For the 2023-24 crop year, USDA pegs Argentine soy production at 48 mmt (1.76 bb) and Brazil at another new record 163 mmt (5.99 bb). These are, of course, only pipe dreams at this stage. China's soy imports and crush are both expected to rise, with imports up 2 mmt and crush rising by 4 mmt to 95 mmt (3.49 bb).
The WASDE report was overall bearish for soybeans, and prior to the report, November was trading 10 cents lower and finished down 24 cents, with spot July plunging 15 cents as well.
With the trade expecting the all-wheat production to come out at 1.782 bb, and up 132 mb from last year, the net result was a much lower 1.659 bb -- little change from the previous year and no doubt fueled by greater drought and freeze damage on the hard red winter crop than many had expected. The net effect was a fall in ending stocks by 11% to the lowest level in 16 years at just 556 mb. The trade had expected ending stocks in the U.S. to be little changed.
Some other minor tweaks on the 2023-24 balance sheet included 10 mb lower imports and a 15 mb reduction in seed use, but a 15 mb higher feed and residua, and a decline in exports of 50 mb to just 725 mb.
Winter wheat production was pegged at 1.13 bb and up 2% from last year, but that was 88 mb higher than what the Dow Jones estimate predicted. Hard winter wheat was pegged at 514 mb and down 3%, while soft red winter, at 406 mb figured 21% higher on favorable weather and white wheat fell 11% to 210 mb. The seasonal average price for wheat dropped 85 cents per bushel to $8.00.

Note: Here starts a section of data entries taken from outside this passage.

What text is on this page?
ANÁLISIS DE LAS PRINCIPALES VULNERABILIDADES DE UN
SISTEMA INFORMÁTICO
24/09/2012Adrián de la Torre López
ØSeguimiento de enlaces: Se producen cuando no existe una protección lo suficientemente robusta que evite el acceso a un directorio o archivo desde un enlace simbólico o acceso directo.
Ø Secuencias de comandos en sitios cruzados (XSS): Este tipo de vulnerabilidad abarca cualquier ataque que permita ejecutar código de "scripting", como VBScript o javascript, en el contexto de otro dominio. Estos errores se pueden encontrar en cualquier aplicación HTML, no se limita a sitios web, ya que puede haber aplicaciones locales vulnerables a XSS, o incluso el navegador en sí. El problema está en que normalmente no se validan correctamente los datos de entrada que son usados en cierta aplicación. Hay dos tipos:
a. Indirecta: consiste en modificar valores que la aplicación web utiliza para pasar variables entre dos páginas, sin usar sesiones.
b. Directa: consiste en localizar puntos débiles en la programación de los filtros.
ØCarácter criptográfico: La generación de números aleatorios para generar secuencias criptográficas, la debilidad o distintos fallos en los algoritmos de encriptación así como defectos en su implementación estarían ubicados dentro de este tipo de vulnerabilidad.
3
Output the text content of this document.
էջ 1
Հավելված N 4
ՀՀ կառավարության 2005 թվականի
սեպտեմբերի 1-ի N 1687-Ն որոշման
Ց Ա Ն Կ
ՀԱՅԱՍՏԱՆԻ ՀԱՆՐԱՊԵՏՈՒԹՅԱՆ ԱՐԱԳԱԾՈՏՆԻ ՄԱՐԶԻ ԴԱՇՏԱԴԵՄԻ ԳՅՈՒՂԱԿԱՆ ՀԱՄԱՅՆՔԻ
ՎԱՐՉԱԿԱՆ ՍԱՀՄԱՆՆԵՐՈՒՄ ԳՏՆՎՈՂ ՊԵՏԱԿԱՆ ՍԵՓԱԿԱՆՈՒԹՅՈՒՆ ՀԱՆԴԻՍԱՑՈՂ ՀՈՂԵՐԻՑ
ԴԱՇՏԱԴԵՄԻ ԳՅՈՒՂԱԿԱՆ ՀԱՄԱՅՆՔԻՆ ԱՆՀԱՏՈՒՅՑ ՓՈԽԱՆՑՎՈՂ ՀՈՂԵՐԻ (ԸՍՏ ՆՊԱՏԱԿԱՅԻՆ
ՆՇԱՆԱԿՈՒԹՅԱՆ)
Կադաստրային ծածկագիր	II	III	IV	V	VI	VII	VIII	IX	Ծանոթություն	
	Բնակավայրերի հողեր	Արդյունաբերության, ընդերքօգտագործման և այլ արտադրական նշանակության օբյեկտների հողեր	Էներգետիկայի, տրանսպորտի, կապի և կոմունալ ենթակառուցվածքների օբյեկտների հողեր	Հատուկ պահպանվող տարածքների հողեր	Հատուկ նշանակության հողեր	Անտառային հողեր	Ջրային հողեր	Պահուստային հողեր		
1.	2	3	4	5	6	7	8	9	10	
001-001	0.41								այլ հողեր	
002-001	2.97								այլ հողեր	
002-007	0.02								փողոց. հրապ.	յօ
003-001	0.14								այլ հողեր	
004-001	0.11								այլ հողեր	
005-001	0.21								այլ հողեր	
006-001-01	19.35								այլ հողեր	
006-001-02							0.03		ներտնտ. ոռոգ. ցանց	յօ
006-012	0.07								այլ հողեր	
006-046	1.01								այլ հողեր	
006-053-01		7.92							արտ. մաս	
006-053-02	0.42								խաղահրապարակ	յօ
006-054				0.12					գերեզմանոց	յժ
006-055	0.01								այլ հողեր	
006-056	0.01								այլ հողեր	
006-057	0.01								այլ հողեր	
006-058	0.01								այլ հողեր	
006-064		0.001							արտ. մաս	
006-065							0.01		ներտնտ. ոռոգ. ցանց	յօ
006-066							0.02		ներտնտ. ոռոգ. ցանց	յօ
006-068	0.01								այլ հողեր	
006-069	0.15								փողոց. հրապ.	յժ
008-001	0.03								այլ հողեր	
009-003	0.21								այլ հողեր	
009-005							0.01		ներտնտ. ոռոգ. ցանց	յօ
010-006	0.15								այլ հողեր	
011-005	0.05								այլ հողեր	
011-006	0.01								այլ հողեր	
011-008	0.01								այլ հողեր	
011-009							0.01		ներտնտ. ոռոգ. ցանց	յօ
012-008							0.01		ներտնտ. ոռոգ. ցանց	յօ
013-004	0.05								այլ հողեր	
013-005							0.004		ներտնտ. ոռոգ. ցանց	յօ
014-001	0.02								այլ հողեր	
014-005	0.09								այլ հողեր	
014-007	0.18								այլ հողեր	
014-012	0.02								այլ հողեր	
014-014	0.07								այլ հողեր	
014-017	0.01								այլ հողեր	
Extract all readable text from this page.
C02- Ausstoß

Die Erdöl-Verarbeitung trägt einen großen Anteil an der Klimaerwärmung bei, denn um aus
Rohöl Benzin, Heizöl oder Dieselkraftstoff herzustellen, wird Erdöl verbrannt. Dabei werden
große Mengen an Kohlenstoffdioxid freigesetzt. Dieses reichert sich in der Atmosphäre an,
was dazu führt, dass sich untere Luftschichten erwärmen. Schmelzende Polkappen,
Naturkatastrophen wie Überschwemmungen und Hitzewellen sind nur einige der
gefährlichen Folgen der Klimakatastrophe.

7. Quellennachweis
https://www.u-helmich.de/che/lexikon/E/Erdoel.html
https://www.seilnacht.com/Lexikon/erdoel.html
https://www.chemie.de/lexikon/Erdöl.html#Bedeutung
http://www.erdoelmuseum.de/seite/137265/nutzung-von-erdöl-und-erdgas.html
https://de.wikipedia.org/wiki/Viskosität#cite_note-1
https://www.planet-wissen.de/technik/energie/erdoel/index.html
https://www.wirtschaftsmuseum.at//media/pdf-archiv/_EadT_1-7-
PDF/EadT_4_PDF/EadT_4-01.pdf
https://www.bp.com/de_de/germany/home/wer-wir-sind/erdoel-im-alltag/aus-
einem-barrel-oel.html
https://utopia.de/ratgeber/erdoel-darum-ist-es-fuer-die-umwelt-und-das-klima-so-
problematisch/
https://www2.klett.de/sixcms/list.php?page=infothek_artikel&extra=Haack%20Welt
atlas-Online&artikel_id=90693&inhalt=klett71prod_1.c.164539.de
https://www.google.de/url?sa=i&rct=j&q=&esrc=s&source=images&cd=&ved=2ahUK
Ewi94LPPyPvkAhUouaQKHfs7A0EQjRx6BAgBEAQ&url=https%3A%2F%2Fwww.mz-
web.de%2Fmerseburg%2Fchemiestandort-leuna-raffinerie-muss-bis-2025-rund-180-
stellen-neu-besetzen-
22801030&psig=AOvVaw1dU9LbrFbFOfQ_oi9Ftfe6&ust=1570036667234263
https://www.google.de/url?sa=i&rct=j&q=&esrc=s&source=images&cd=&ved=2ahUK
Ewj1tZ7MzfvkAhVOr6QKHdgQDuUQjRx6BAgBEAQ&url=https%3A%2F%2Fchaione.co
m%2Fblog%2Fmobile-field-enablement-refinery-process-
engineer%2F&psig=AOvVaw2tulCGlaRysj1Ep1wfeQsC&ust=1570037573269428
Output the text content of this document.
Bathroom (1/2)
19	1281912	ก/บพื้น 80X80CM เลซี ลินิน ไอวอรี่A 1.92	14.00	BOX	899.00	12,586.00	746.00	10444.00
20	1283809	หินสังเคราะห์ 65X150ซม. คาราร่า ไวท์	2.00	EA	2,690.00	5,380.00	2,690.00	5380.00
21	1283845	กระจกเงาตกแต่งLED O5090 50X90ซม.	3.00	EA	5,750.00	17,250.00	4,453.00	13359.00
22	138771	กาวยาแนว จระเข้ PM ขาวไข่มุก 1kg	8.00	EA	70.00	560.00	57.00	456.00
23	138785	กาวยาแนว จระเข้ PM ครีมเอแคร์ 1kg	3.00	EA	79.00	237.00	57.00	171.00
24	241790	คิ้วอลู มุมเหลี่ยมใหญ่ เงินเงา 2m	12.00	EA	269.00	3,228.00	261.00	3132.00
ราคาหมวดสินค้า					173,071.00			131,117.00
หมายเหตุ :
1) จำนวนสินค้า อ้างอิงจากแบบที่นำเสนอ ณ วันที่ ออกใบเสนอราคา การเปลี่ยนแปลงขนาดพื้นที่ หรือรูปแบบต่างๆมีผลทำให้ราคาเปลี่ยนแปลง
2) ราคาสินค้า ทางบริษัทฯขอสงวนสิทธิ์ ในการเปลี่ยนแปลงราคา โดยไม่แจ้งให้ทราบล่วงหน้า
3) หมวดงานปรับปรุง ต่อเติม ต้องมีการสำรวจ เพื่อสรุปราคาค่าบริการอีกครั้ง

On the world front, there were several changes to 2023-24 anticipated production, and world ending stocks of wheat fell modestly from 266.3 mmt to 264.3 mmt (9.71 bb). Some of the notable projections are Argentina's crop moving up to 19.5 mmt (716 mb) from 12.55 last year, Australia dropped to 29 mmt (1.06 bb) from the record 39 mmt last year, and Canadian wheat production rising to a record 37 mmt (1.36 bb) from 33.8 mmt despite concerns over a worsening drought in the Prairies. Both Russian and Ukraine wheat production is expected to fall by 10.5 mmt (386 mb) and 4.4 mmt (161 mb) from a year ago, while China and India are estimated to have crops that are 2 mmt and 6 mmt higher than last year.
July Kansas City wheat prior to the report was up 13 cents but soared at one point to move nearly 58 cents higher before finishing with a still very strong gain of 35 1/2 cents.
While the wheat losses appear to be real, as the extreme drought hurt the hard winter crop, the projections for both corn and soybeans for 2023-24 are merely educated guesses at this time. The markets are likely to return to weather and demand in the coming weeks.